I watched some of the amazing 1956 film "The Ten Commandments" this afternoon on More4. It was absolutely superb. The director, Cecil B DeMille, is said to have been the greatest movie director of all time. He was born into an Episcopalian family in the USA in 1881, and he suffered a near-fatal heart attack on the set of The Ten Commandments. Here's a quote from him, related to the series of great Biblical epic movies he made in the first half 20th Century:

"...All my life, I've wondered how many have been turned away from Christianity by the effeminate, sanctimonious, machine made Christ of Sunday school books. The Christ was actually a man with a body hard enough to withstand 40 days of fasting and long journeys on foot and nights of sleepless prayer, a man with a mind razor sharp, whose ranging thoughts measured the kingdoms of the world against the lilies in the field, a man who had compassion for sinners, and unleashed His anger and biting scorn only on the hyprocities who made a travesty of His father's temple. There could well have been a note of admiration in the voice of Pilate when he said of Him: 'Behold the Man!'..."

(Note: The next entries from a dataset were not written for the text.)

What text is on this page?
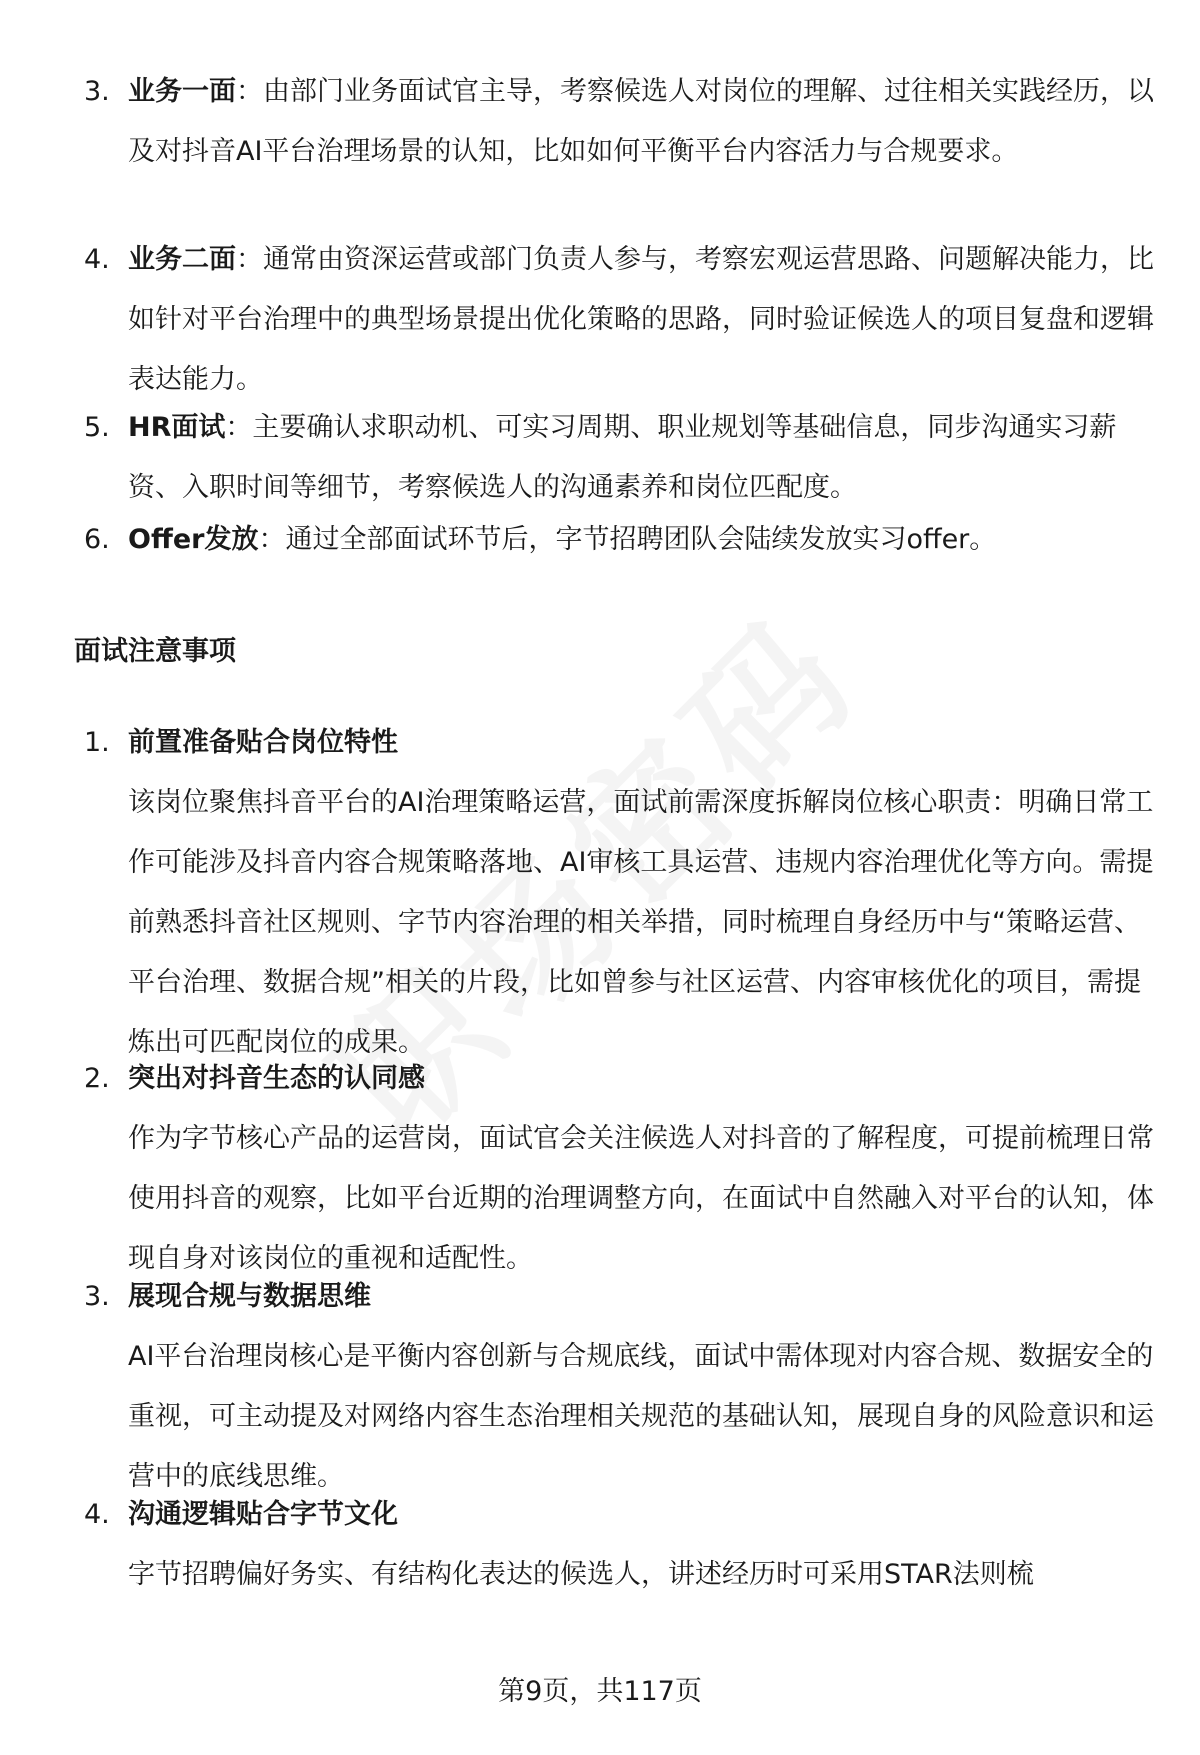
3. 业务一面：由部门业务面试官主导，考察候选人对岗位的理解、过往相关实践经历，以及对抖音AI平台治理场景的认知，比如如何平衡平台内容活力与合规要求。
4. 业务二面：通常由资深运营或部门负责人参与，考察宏观运营思路、问题解决能力，比如针对平台治理中的典型场景提出优化策略的思路，同时验证候选人的项目复盘和逻辑表达能力。
5. HR面试：主要确认求职动机、可实习周期、职业规划等基础信息，同步沟通实习薪资、入职时间等细节，考察候选人的沟通素养和岗位匹配度。
6. Offer发放：通过全部面试环节后，字节招聘团队会陆续发放实习offer。
面试注意事项
1. 前置准备贴合岗位特性
该岗位聚焦抖音平台的AI治理策略运营，面试前需深度拆解岗位核心职责：明确日常工作可能涉及抖音内容合规策略落地、AI审核工具运营、违规内容治理优化等方向。需提前熟悉抖音社区规则、字节内容治理的相关举措，同时梳理自身经历中与“策略运营、平台治理、数据合规”相关的片段，比如曾参与社区运营、内容审核优化的项目，需提炼出可匹配岗位的成果。
2. 突出对抖音生态的认同感
作为字节核心产品的运营岗，面试官会关注候选人对抖音的了解程度，可提前梳理日常使用抖音的观察，比如平台近期的治理调整方向，在面试中自然融入对平台的认知，体现自身对该岗位的重视和适配性。
3. 展现合规与数据思维
AI平台治理岗核心是平衡内容创新与合规底线，面试中需体现对内容合规、数据安全的重视，可主动提及对网络内容生态治理相关规范的基础认知，展现自身的风险意识和运营中的底线思维。
4. 沟通逻辑贴合字节文化
字节招聘偏好务实、有结构化表达的候选人，讲述经历时可采用STAR法则梳
第9页，共117页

It's a far cry from "little Lord Jesus asleep on the hay"... And by the way, there was no stable. And no innkeeper. And no three Kings. This great wee cartoon bursts some of the storybook bubbles that have grown up around the Nativity story.

For the past few weeks I've been reading the story of Moses with my 10 year old son Jacob - not from picture story books, but directly from the Bible, chapter by chapter, taking a verse each. He has lapped it up, and watching the film this afternoon with him proved that even in today's age of computer special effects wizardry, it's the power of the story that really matters.